From: "John Anthony Kazos Jr." <jakj@j-a-k-j.com>
Subject: Re: [PATCH] crypto: convert crypto.h to UTF-8
Date: Thu, 3 May 2007 10:32:33 -0400 (EDT)
Message-ID: <alpine.DEB.0.98.0705031024530.23274@sigma.j-a-k-j.com>
References: <alpine.DEB.0.83.0704171322280.914@sigma.j-a-k-j.com>
 <20070502044345.GA29384@gondor.apana.org.au> <alpine.DEB.0.98.0705030711020.17390@sigma.j-a-k-j.com>
 <87r6pyqg2b.fsf@pelargir.dolphinics.no> <alpine.DEB.0.98.0705030915240.21257@sigma.j-a-k-j.com>
 <87hcquqajl.fsf@pelargir.dolphinics.no>
Mime-Version: 1.0
Content-Type: TEXT/PLAIN; charset=us-ascii
Cc: Herbert Xu <herbert@gondor.apana.org.au>,
	linux-kernel@vger.kernel.org, trivial@kernel.org,
	davem@davemloft.net, linux-crypto@vger.kernel.org
To: Arne Georg Gleditsch <argggh@dolphinics.no>
In-Reply-To: <87hcquqajl.fsf@pelargir.dolphinics.no>
Sender: linux-crypto-owner@vger.kernel.org

> > Besides, based on the actual binary representation of UTF-8, it's 
> > extremely unlikely for any ISO-8859-1 string to be detected as UTF-8. VIm 
> > already does this: UTF-8 it handles natively, but open up one of these 
> > unpatched files in VIm and you'll see "[converted]" at the bottom of your 
> > screen.

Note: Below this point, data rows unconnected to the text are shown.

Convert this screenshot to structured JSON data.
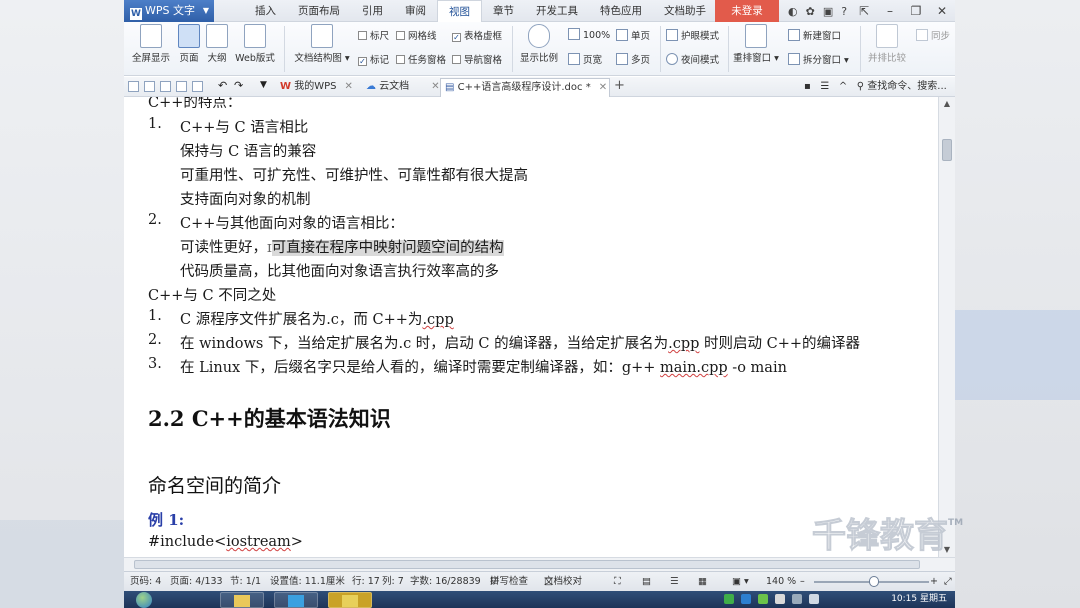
{
  "app": {
    "name": "WPS 文字",
    "login_label": "未登录"
  },
  "menu": {
    "tabs": [
      "插入",
      "页面布局",
      "引用",
      "审阅",
      "视图",
      "章节",
      "开发工具",
      "特色应用",
      "文档助手"
    ],
    "active": "视图"
  },
  "ribbon": {
    "fullscreen": "全屏显示",
    "page": "页面",
    "outline": "大纲",
    "web": "Web版式",
    "doc_structure": "文档结构图",
    "ruler": "标尺",
    "gridlines": "网格线",
    "table_gridlines": "表格虚框",
    "marks": "标记",
    "task_pane": "任务窗格",
    "nav_pane": "导航窗格",
    "zoom_ratio": "显示比例",
    "zoom_100": "100%",
    "page_width": "页宽",
    "single_page": "单页",
    "multi_page": "多页",
    "eye_mode": "护眼模式",
    "night_mode": "夜间模式",
    "rearrange": "重排窗口",
    "new_window": "新建窗口",
    "split_window": "拆分窗口",
    "side_by_side": "并排比较",
    "sync": "同步"
  },
  "toolbar": {
    "tabs": [
      {
        "label": "我的WPS"
      },
      {
        "label": "云文档"
      },
      {
        "label": "C++语言高级程序设计.doc *"
      }
    ],
    "search": "查找命令、搜索..."
  },
  "document": {
    "cut_top": "C++的特点：",
    "items1": [
      {
        "num": "1.",
        "title": "C++与 C 语言相比",
        "sub": [
          "保持与 C 语言的兼容",
          "可重用性、可扩充性、可维护性、可靠性都有很大提高",
          "支持面向对象的机制"
        ]
      },
      {
        "num": "2.",
        "title": "C++与其他面向对象的语言相比：",
        "sub_a": "可读性更好，",
        "sub_hl": "可直接在程序中映射问题空间的结构",
        "sub2": "代码质量高，比其他面向对象语言执行效率高的多"
      }
    ],
    "section_label": "C++与 C 不同之处",
    "items2": [
      {
        "num": "1.",
        "a": "C 源程序文件扩展名为.c，而 C++为",
        "b": ".cpp"
      },
      {
        "num": "2.",
        "a": "在 windows 下，当给定扩展名为.c 时，启动 C 的编译器，当给定扩展名为",
        "b": ".cpp",
        "c": " 时则启动 C++的编译器"
      },
      {
        "num": "3.",
        "a": "在 Linux 下，后缀名字只是给人看的，编译时需要定制编译器，如：g++ ",
        "b": "main.cpp",
        "c": " -o main"
      }
    ],
    "heading2": "2.2 C++的基本语法知识",
    "heading3": "命名空间的简介",
    "example": "例 1:",
    "code_a": "#include<",
    "code_b": "iostream",
    "code_c": ">"
  },
  "status": {
    "page_num": "页码: 4",
    "pages": "页面: 4/133",
    "section": "节: 1/1",
    "setting": "设置值: 11.1厘米",
    "row": "行: 17",
    "col": "列: 7",
    "words": "字数: 16/28839",
    "spell": "拼写检查",
    "proof": "文档校对",
    "zoom": "140 %"
  },
  "taskbar": {
    "time": "10:15 星期五"
  },
  "watermark": {
    "text": "千锋教育",
    "tm": "TM"
  }
}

Should happen if you open the attached .patch.bin file in VIm.
> 
> Yes, I agree that heuristics can be used to determine the coding
> system used with a high degree of probability.  I'm just suggesting we
> make the coding system explicit, in order to spare other applications
> that do visual presentation of Linux source code having to perform
> their own heuristics.
> 
> But hey, if I'm the only one wanting to see this particular bike shed
> painted blue...

In any other case, I would agree completely, but like I said, the entire 
tree will be one encoding anyway, which will be UTF-8. Many tools would 
already have these heuristics, and even if they don't, the code itself 
will be perfectly legible no matter which encoding is used to view it, and 
only some things like circuit diagrams and peoples' names may be slightly 
mangled. Any byte which is 0x7F or less is identical in both encodings, so 
all normal ASCII is unchanged.

It's an issue only in transition. No new non-UTF-8 patches should be 
accepted, of course. And I won't be doing any changes that break anything 
other than a live person reading it and wondering why it looks weird if 
they don't have the right tools.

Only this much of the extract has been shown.